Vous voulez retomber en enfance? Allez au stade. C’est l’expérience que j’ai tentée il y a une semaine. Et pas n’importe où, à Meknès s’il vous plaît, l’éternelle cité ismaïlienne. Le stade d’honneur est une boite d’allumette coincée au milieu des immeubles du centre-ville. On y entre par des trous de souris creusés ici et là, à peine visibles, et qui donnent aux gradins un aspect de fourmilière.
Ce n’est pas le Bernabeu ou la Camp Nou, mais c’est mieux encore: vous pouvez faire un sondage autour de vous, les Meknassis (ou M’kansa, comme ils aiment se faire appeler) vous diront que le stade d’honneur est le plus beau au monde. Et ils ont raison, surtout quand le club local, le CODM (prononcez «Codém»), gagne un match couperet.
Le CODM a longtemps végété dans les divisions inférieures du football marocain. Soudain, il s’est réveillé. En deux saisons, il a effectué deux montées express: de la 3ème division à la 2ème, puis en élite, la fameuse Botola. Ce retour en lumière rend les M’kansa littéralement fous. Ils font de l’objectif maintien une question de vie ou de mort. Ils sont comme ce brave homme qui a fait de la prison par accident: il est prêt à tout sauf à y retourner. Tout sauf ça, mon frère.
Pour ne pas retourner à l’étage inférieur, ils doivent gagner des matchs. Comme le début de saison a été décevant, ils ont viré leur coach et l’ont remplacé, comme l’annonce fièrement le speaker du stade, par le «Haj Abdellatif Jrindou», un ancien footballeur reconverti en entraineur très bon, et surtout très pieux. On dit qu’il est réglé comme une horloge suisse : de la mosquée au stade et du stade à la mosquée.

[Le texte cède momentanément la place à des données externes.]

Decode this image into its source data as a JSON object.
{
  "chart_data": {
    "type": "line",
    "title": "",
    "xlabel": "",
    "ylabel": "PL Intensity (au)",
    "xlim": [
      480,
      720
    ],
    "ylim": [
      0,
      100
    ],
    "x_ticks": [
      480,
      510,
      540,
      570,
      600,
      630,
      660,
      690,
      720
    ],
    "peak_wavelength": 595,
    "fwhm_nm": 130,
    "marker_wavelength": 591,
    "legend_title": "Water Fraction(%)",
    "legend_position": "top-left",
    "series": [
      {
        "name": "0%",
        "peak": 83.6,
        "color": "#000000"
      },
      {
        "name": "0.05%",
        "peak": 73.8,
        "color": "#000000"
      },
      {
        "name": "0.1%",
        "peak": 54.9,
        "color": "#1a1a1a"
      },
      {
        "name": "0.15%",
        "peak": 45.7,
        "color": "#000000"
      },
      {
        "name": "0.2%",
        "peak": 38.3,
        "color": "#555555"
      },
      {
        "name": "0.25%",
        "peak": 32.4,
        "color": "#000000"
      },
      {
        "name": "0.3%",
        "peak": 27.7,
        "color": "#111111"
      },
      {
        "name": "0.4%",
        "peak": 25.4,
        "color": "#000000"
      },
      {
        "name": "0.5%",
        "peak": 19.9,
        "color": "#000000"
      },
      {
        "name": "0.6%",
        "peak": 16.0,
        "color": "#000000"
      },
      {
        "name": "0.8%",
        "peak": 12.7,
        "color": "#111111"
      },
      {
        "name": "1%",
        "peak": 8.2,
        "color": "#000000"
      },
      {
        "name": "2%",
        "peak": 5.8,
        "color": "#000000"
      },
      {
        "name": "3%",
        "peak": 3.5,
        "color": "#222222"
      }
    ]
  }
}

Aujourd’hui, c’est le premier match officiel de Haj Jrindou avec le CODM. En face, c’est l’IRT, le club de Tanger, un concurrent direct pour la course au maintien. C’est un match à six points, selon la formule consacrée. Le petit stade est plein comme un œuf. Les ultras du Codém changent de tifo comme les invitées changent de tenue pendant un mariage. Ils sont déchainés, inarrêtables. En face, un groupe de fans venus de Tanger, avec le sigle de l’IRT frappé de la figure d’Ibn Battouta, tambourinent et chantent à la gloire de la ville du «Boughaz».
Finalement, le spectacle est plus dans ces gradins multicolores, enflammés, que sur l’aire de jeu. Le match est serré, fermé, pour ne pas dire terne. À la mi-temps, le score est nul et vierge et les M’kansa, qui doivent absolument gagner ce match, ont désormais peur de le perdre.
À la pause, donc, un homme avec ses deux enfants circule dans les travées de la tribune d’honneur: «Un but, rien qu’un petit but, ya sidi rabbi amine!». La prière sera-t-elle exaucée?
La 2ème mi-temps sera une copie conforme de la 1ère: sans éclat. Haj Jrindou longe nerveusement la ligne de touche et lève parfois la tête, comme pour implorer le ciel de lui venir en aide. Quand les solutions techniques manquent, il reste la prière. Et cela marche! À quelques minutes du terme, et au bout d’une action anodine, le ballon trouve le moyen de terminer sa course dans les filets tangérois. Inutile de vous décrire le spectacle. Le but fait l’effet d’une bombe.
Rien que pour ce moment de joie et de partage absolument exceptionnel, il fallait se déplacer à Meknès. Les congratulations tombent de partout. Les M’kansa sont au bord des larmes, pour ne pas dire de la crise cardiaque. Mais il faut tenir encore quelques minutes, prier, serrer les fesses à chaque début de tentative tangéroise…
Au bout, bien sûr, il y a la victoire, les trois points. À ce moment-là, celui du coup de sifflet final, tu comprends que c’est la chose la plus importante au monde. Ça vaut un voyage en première classe à Disneyland, le paradis de l’enfance. Carrément, mon frère. Et merci Meknès!